Produced by: City Lights Theatre Company
Directed by: Mark Anderson Phillips
Featuring: Maria Giere Marquis, Jessica Whittemore, George Psarras, April Green, Karen DeHart
When: May 16-June 16, 2019
Where: City Lights Theater Company, 529 South Second Street, San Jose
Tickets: $23-$44. Visit cltc.org or call 408-295-4200.

shines brightly at City Lights
The stars aligned for City Lights Theater Company’s wonderful production of Lauren Gunderson’s brilliant “Silent Sky.”
One of the San Francisco Bay Area’s best directors, Mark Anderson Phillips, and a powerful cast make real the heart and the meaning of Gunderson’s script, which is the story of astronomer Henrietta Swan Leavitt.
In the 1890s, Leavitt, a Radcliffe graduate, went to work at the Harvard Observatory, where she was frustrated because she wasn’t allowed to directly use the big refractor telescope. That was men’s work in those days.

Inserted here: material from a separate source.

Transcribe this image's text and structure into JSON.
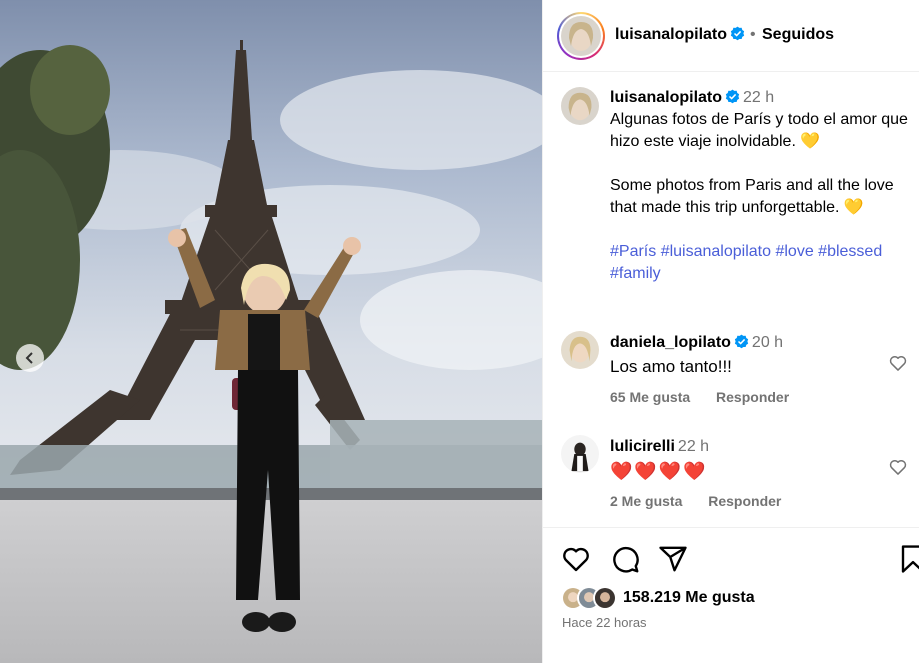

Instead, she was put to work examining photographic plates from telescopes, along with other women “computers.” Two of those women, who are also part of this play, Williamina Paton Stevens Fleming and Annie Jump Cannon, had already invented methods for classifying stars.
Leavitt dove obsessively into her work, and invented a method for using the measurement of time and luminosity of Cepheids (pulsating stars) for determining their distance from Earth. She was able to prove that the Milky Way was not the extent of the universe, as astronomers had thought for years.
The genius of this production is that it helps the audience feel all the emotional connections Leavitt has — with her sister Margaret, with her co-workers, and — especially — with the stars.
The three actors who share the most telling emotional moments — Maria Giere Marquis as Leavitt, Jessica Whittemore as Margaret, and George Psarras as Peter Shaw — are absolutely brilliant.
When Leavitt and Margaret argue about Leavitt leaving home and family to study the stars, we read everything there is to say on their faces. Magnificent. When Leavitt and Shaw quite obviously but delicately fall in love, it is a touching pas de deaux of yearning.
And while April Green as Annie Jump Cannon and Karen DeHart as Williamina Paton Stevens Fleming don’t carry as much obvious emotional weight, they are still solidly important to this story, and help carry it. DeHart gets a lot of laughs with admirable comic timing and physicality.
On opening night, the audience was fully seduced by this story of the remarkable and important astronomer and what she gave up — love and family, especially — to accomplish so much in a career that was slowed by old-fashioned men.
As Gunderson’s beautiful script unscrolls, the audience laughed, sighed — gasped! — and cried. One woman journalist and writer said afterward that she was afraid to talk with the cast at the after party for fear she would break out into “ugly crying.”
In the play, Henrietta tells Williamina she has issues with science. "The whole of it?" Williamina asks.
"We do not appear to know where we are. Astronomically," Henrietta says. "Which is shocking. ... We've been looking up for millennia and we don't know how far away those stars are? We don't know if the Milky Way is the universe? That's just unacceptable."
"You're fun," Williamina responds. "But here's some perspective. I was Pickering's housekeeper before he brought me here. So we're a lot of things, but at present we are cleaning up the universe for the men. And making fun of them behind their backs. It's worked for centuries."
The play begins with Leavitt begging Margaret to talk their father into giving her her dowry, so she will have it to live on as she goes to work at Harvard. Marquis and Whittemore are immensely powerful in their performances, completely committed to what they are doing, and making every emotion palpable on their faces.
Psarras is quite funny as the manager of the computers — the “girls” — and obviously is smitten immediately with Leavitt. After a year or so, she confesses that she thinks he has a “good gait.” It’s cute, but it’s more than just comedy.
DeHart is an audience favorite for her witty lines, and completely charming way with physicality. Timing is everything with comedy, and DeHart and the rest of the cast are all spot-on.
Green, statuesque, stern, and beautiful, is solid as the lead computer, and then fully wins the audience with her effort to win women the vote.
Anderson Phillips, as an actor, is known for total commitment to every role he plays. When he steps on stage, he leaves himself behind, and becomes whatever his role demands him to be. He has helped the five fine actors of this cast to do the same. Bravura work.
Really, don’t miss this show, because it is rare we get to see such fine acting.
Anna Chase’s costumes were beautiful and fully reflective of the turn of the centuries.
Ron Gasparinetti’s set was very clever, in part. Try to sit house left to get the best view. The set at stage left, for reasons I could not quite divine, blocks part of the view of some of the set at stage right, and it is definitely worth seeing.
I like Psarras’s sound design, Joseph Hidde’s lighting design, and Garland Thompson’s projections. Stage manager Michelle Singh and the entire production team did yeoman work.